The European Commission has also issued its fourth fine for vertical restraints, since the publication of the E-Sector Inquiry, to Nike (€12.9 million), Guess (€39.8 million) and Sanrio (€6.2 million) for restrictions on cross-border sales and Anheuser-Busch InBev (€200 million) for restricting cheaper imports.  Further the Commission recently secured commitments to end certain geo-blocking practices from Disney, NBCUniversal, Sony Pictures, Warner Brothers, Paramount and Sky UK.  Prior to this, the Commission’s last penalty for vertical restraints dated back to 2003 for resale price maintenance to Yamaha

The Member State context

At the Member State level, some national authorities such as the German Federal Cartel Office and the Competition and Markets Authority (CMA) in the UK have been particularly proactive in enforcing against vertical restraints and developing new analytical tools to assess the digital market place (eg, the setting up of a “Task Force for Internet Platforms” in Germany and the launching of the CMA digital markets strategy in July 2019).

The Irish context

It will be expected that the Irish competition authority, the Competition and Consumer Protection Commission (CCPC) is likely to prolong the expiration of the Declaration in respect of Vertical Agreements and Concerted Practices (the “Declaration”) and Notice in respect of vertical agreements and concerted practices (the “Notice”), which is set to expire in December 2020, in order to take into account of any significant changes to VBER / Guidelines.  The Declaration / Notice largely mirrors VBER and the Guidelines, however one key difference is that the Irish documents do not recognise any de minimis exemption.

In terms of enforcement, the CCPC’s last enforcement decision against a vertical restraint was issued some five years ago to the Irish distributor of FitFlop shoes (E/13/001) and you can see our previous commentary in this regard here.

A new framework to plug an online / platform regulatory gap?

With competition authorities putting vertical restraints under increasing scrutiny, it is expected that a central focus for the European Commission’s review of VBER and the Guidelines will be addressing the enforcement challenges in rapidly changing digital markets, in particular the prominence of online platforms.

While online platforms provide suppliers and retailers with instantly greater access to a wider customer bases and therefore are inherently pro-competitive, a potential conflict of interest can be identified in particular where online platforms also operate as suppliers themselves.
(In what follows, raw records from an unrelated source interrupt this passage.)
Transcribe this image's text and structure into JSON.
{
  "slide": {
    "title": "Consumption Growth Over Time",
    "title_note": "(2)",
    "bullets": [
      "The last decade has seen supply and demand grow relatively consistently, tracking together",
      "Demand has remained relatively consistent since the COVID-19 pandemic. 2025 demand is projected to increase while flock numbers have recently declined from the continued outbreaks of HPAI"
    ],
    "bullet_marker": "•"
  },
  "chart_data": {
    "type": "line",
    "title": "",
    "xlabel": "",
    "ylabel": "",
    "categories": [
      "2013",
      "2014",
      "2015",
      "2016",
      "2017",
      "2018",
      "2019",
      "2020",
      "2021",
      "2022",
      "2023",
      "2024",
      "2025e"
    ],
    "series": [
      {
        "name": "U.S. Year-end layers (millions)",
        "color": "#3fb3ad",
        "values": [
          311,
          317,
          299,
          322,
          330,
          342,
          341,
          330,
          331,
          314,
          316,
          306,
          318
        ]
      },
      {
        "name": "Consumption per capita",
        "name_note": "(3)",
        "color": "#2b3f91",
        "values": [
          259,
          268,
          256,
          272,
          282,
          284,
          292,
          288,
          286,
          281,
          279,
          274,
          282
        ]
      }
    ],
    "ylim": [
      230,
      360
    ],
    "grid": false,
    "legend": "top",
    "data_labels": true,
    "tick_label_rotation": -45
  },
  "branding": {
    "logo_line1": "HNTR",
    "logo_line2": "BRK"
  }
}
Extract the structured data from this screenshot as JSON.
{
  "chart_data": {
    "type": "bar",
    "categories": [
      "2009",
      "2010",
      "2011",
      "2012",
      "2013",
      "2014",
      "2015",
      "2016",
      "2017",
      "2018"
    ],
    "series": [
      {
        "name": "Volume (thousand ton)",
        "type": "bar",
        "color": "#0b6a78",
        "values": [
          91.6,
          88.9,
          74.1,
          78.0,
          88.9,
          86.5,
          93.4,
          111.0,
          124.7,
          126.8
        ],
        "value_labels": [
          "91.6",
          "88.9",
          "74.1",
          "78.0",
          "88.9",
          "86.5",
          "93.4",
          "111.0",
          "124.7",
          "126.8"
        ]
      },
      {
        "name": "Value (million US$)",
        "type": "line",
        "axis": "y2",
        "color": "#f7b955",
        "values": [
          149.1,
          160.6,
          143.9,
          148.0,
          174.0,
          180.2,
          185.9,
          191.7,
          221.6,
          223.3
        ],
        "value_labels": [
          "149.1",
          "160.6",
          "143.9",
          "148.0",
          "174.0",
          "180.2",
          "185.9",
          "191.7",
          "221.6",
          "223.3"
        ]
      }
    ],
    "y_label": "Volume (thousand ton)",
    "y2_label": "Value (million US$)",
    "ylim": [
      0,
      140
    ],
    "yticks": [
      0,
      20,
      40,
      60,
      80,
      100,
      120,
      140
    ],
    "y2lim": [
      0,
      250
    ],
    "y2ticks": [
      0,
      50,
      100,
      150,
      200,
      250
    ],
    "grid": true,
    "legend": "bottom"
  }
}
The current VBER and Guidelines enable online platforms to take the view that they act as “genuine agents” in selling goods on behalf of third party suppliers, such that their relationship is not subject to the full competition law prohibition on anti-competitive vertical agreements. Some argue that this represents a regulatory gap which prevents effective enforcement against anti-competitive restrictions in agreements between online platforms and suppliers, although this perceived gap has not stopped many EU authorities taking cases against online platforms.  For example the CCPC obtained legally binding commitments from Bookings.com concerning restrictions preventing accommodation providers offering lower prices through different distribution channels.

The review of VBER and the Guidelines provides an important opportunity for the European Commission to consider this argument and to work towards developing a harmonised approach across the EU.  We will eagerly await its decision on whether the “genuine agency”, as currently conceived under VBER, is an appropriate analytical framework for assessing the online platform business model.